Broken glass and pieces of charred flesh littered the faculty building’s first floor, where blood dripped down the stairwell and students stepped through the debris, choking under thick smoke, a French news agency reporter said.

“Seven people including two suicide bombers are dead, and 29 injured in the two attacks. Among the dead is one female,” senior city administration official Rana Akbar Hayat said at the scene of the attack.

Doctor Minjahul Siraj, at Islamabad’s main hospital, confirmed there were five dead bodies in the morgue, with 22 people wounded including 16 women.

The first blast ripped through the faculty of Islamic jurisprudence used by male students and the second hit the women’s cafeteria, law student Qudrat Ullah said at the scene.

“There is panic. Students are rushing to donate blood. There are a lot of police arrived inside the building,” he said.

“Casualties were taken away first in private vehicles. Then ambulances arrived.

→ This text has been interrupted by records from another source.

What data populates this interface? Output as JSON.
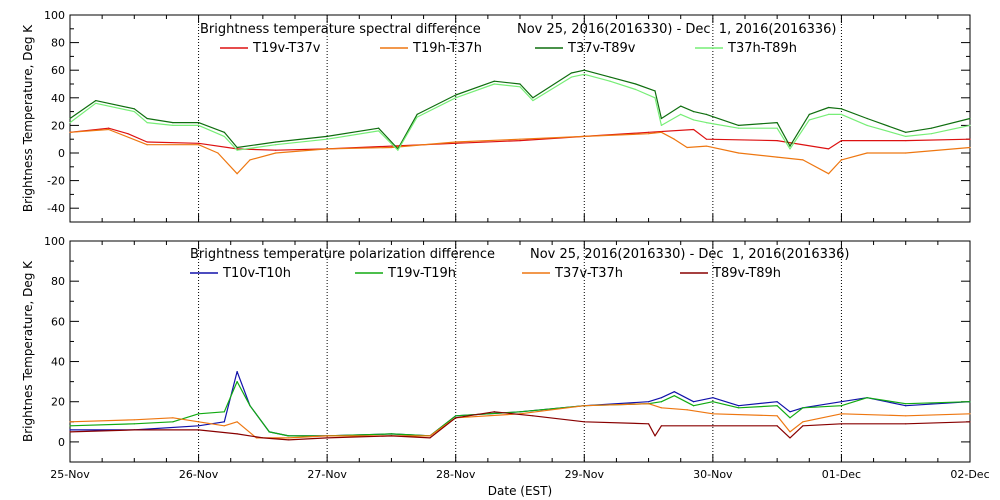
{
  "chart_data": [
    {
      "type": "line",
      "title": "Brightness temperature spectral difference",
      "date_range": "Nov 25, 2016(2016330) - Dec  1, 2016(2016336)",
      "ylabel": "Brightness Temperature, Deg K",
      "ylim": [
        -50,
        100
      ],
      "yticks": [
        -40,
        -20,
        0,
        20,
        40,
        60,
        80,
        100
      ],
      "xlim": [
        0,
        7
      ],
      "grid": "vertical dotted at day boundaries",
      "legend_placement": "top",
      "series": [
        {
          "name": "T19v-T37v",
          "color": "#dd1111",
          "x": [
            0,
            0.3,
            0.45,
            0.6,
            1.0,
            1.3,
            1.6,
            2.0,
            2.5,
            3.0,
            3.5,
            4.0,
            4.5,
            4.85,
            4.95,
            5.5,
            5.9,
            6.0,
            6.5,
            7.0
          ],
          "y": [
            15,
            18,
            14,
            8,
            7,
            3,
            2,
            3,
            5,
            7,
            9,
            12,
            15,
            17,
            10,
            9,
            3,
            9,
            9,
            10
          ]
        },
        {
          "name": "T19h-T37h",
          "color": "#ee7711",
          "x": [
            0,
            0.3,
            0.6,
            1.0,
            1.15,
            1.3,
            1.4,
            1.6,
            2.0,
            2.5,
            3.0,
            3.5,
            4.0,
            4.5,
            4.6,
            4.7,
            4.8,
            4.95,
            5.2,
            5.5,
            5.7,
            5.9,
            6.0,
            6.2,
            6.5,
            7.0
          ],
          "y": [
            15,
            17,
            6,
            6,
            0,
            -15,
            -5,
            0,
            3,
            4,
            8,
            10,
            12,
            14,
            15,
            10,
            4,
            5,
            0,
            -3,
            -5,
            -15,
            -5,
            0,
            0,
            4
          ]
        },
        {
          "name": "T37v-T89v",
          "color": "#0f6e0f",
          "x": [
            0,
            0.2,
            0.5,
            0.6,
            0.8,
            1.0,
            1.2,
            1.3,
            1.6,
            2.0,
            2.4,
            2.55,
            2.7,
            3.0,
            3.3,
            3.5,
            3.6,
            3.9,
            4.0,
            4.2,
            4.4,
            4.55,
            4.6,
            4.75,
            4.85,
            4.95,
            5.2,
            5.5,
            5.6,
            5.75,
            5.9,
            6.0,
            6.2,
            6.5,
            6.7,
            7.0
          ],
          "y": [
            25,
            38,
            32,
            25,
            22,
            22,
            15,
            4,
            8,
            12,
            18,
            3,
            28,
            42,
            52,
            50,
            40,
            58,
            60,
            55,
            50,
            45,
            25,
            34,
            30,
            28,
            20,
            22,
            5,
            28,
            33,
            32,
            25,
            15,
            18,
            25
          ]
        },
        {
          "name": "T37h-T89h",
          "color": "#77ee77",
          "x": [
            0,
            0.2,
            0.5,
            0.6,
            0.8,
            1.0,
            1.2,
            1.3,
            1.6,
            2.0,
            2.4,
            2.55,
            2.7,
            3.0,
            3.3,
            3.5,
            3.6,
            3.9,
            4.0,
            4.2,
            4.4,
            4.55,
            4.6,
            4.75,
            4.85,
            4.95,
            5.2,
            5.5,
            5.6,
            5.75,
            5.9,
            6.0,
            6.2,
            6.5,
            6.7,
            7.0
          ],
          "y": [
            22,
            36,
            30,
            22,
            20,
            20,
            12,
            2,
            6,
            10,
            16,
            2,
            26,
            40,
            50,
            48,
            38,
            55,
            57,
            52,
            46,
            40,
            20,
            28,
            24,
            22,
            18,
            18,
            3,
            24,
            28,
            28,
            20,
            12,
            14,
            20
          ]
        }
      ]
    },
    {
      "type": "line",
      "title": "Brightness temperature polarization difference",
      "date_range": "Nov 25, 2016(2016330) - Dec  1, 2016(2016336)",
      "ylabel": "Brightnes Temperature, Deg K",
      "xlabel": "Date (EST)",
      "ylim": [
        -10,
        100
      ],
      "yticks": [
        0,
        20,
        40,
        60,
        80,
        100
      ],
      "xlim": [
        0,
        7
      ],
      "xticks": [
        "25-Nov",
        "26-Nov",
        "27-Nov",
        "28-Nov",
        "29-Nov",
        "30-Nov",
        "01-Dec",
        "02-Dec"
      ],
      "grid": "vertical dotted at day boundaries",
      "legend_placement": "top",
      "series": [
        {
          "name": "T10v-T10h",
          "color": "#1111aa",
          "x": [
            0,
            0.5,
            1.0,
            1.2,
            1.3,
            1.4,
            1.55,
            1.7,
            2.0,
            2.5,
            2.8,
            3.0,
            3.5,
            4.0,
            4.5,
            4.6,
            4.7,
            4.85,
            5.0,
            5.2,
            5.5,
            5.6,
            5.7,
            6.0,
            6.2,
            6.5,
            7.0
          ],
          "y": [
            6,
            6,
            8,
            10,
            35,
            18,
            5,
            3,
            3,
            4,
            3,
            13,
            15,
            18,
            20,
            22,
            25,
            20,
            22,
            18,
            20,
            15,
            17,
            20,
            22,
            18,
            20
          ]
        },
        {
          "name": "T19v-T19h",
          "color": "#11aa11",
          "x": [
            0,
            0.5,
            0.8,
            1.0,
            1.2,
            1.3,
            1.4,
            1.55,
            1.7,
            2.0,
            2.5,
            2.8,
            3.0,
            3.5,
            4.0,
            4.5,
            4.6,
            4.7,
            4.85,
            5.0,
            5.2,
            5.5,
            5.6,
            5.7,
            6.0,
            6.2,
            6.5,
            7.0
          ],
          "y": [
            8,
            9,
            10,
            14,
            15,
            30,
            18,
            5,
            3,
            3,
            4,
            3,
            13,
            15,
            18,
            19,
            20,
            23,
            18,
            20,
            17,
            18,
            12,
            17,
            18,
            22,
            19,
            20
          ]
        },
        {
          "name": "T37v-T37h",
          "color": "#ee7711",
          "x": [
            0,
            0.5,
            0.8,
            1.0,
            1.2,
            1.3,
            1.45,
            1.7,
            2.0,
            2.5,
            2.8,
            3.0,
            3.5,
            4.0,
            4.5,
            4.6,
            4.8,
            5.0,
            5.5,
            5.6,
            5.7,
            6.0,
            6.5,
            7.0
          ],
          "y": [
            10,
            11,
            12,
            10,
            8,
            10,
            2,
            2,
            3,
            3,
            3,
            12,
            14,
            18,
            19,
            17,
            16,
            14,
            13,
            5,
            10,
            14,
            13,
            14
          ]
        },
        {
          "name": "T89v-T89h",
          "color": "#880000",
          "x": [
            0,
            0.5,
            1.0,
            1.3,
            1.5,
            1.7,
            2.0,
            2.5,
            2.8,
            3.0,
            3.3,
            3.6,
            4.0,
            4.5,
            4.55,
            4.6,
            5.0,
            5.5,
            5.6,
            5.7,
            6.0,
            6.5,
            7.0
          ],
          "y": [
            5,
            6,
            6,
            4,
            2,
            1,
            2,
            3,
            2,
            12,
            15,
            13,
            10,
            9,
            3,
            8,
            8,
            8,
            2,
            8,
            9,
            9,
            10
          ]
        }
      ]
    }
  ]
}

I saw several people wounded.”

Although there was no immediate claim of responsibility, Taliban and Al-Qaeda-linked extremists have carried out a two-year campaign of suicide bombings and commando raids that have killed 2,280 people.

“Whether they claim or don’t claim, all roads lead to South Waziristan,” the interior minister said, referring to the Taliban and Al-Qaeda stronghold on the Afghan border where the military launched its offensive at the weekend.

A barrage of attacks since October 5 has left more than 170 people dead, underlining the scale of the insurgency that authorities are trying to halt.

Officials said at least 98 militants and 13 soldiers had been killed since the fighting erupted Saturday in the semi-autonomous tribal region, and more than 120,000 civilians have now fled to areas outside the war zone.

Troops backed by artillery, attack helicopters and fighter jets Tuesday pounded Taliban bastions around Kotkai, the home town of Pakistani Taliban chief Hakimullah Mehsud, the military said.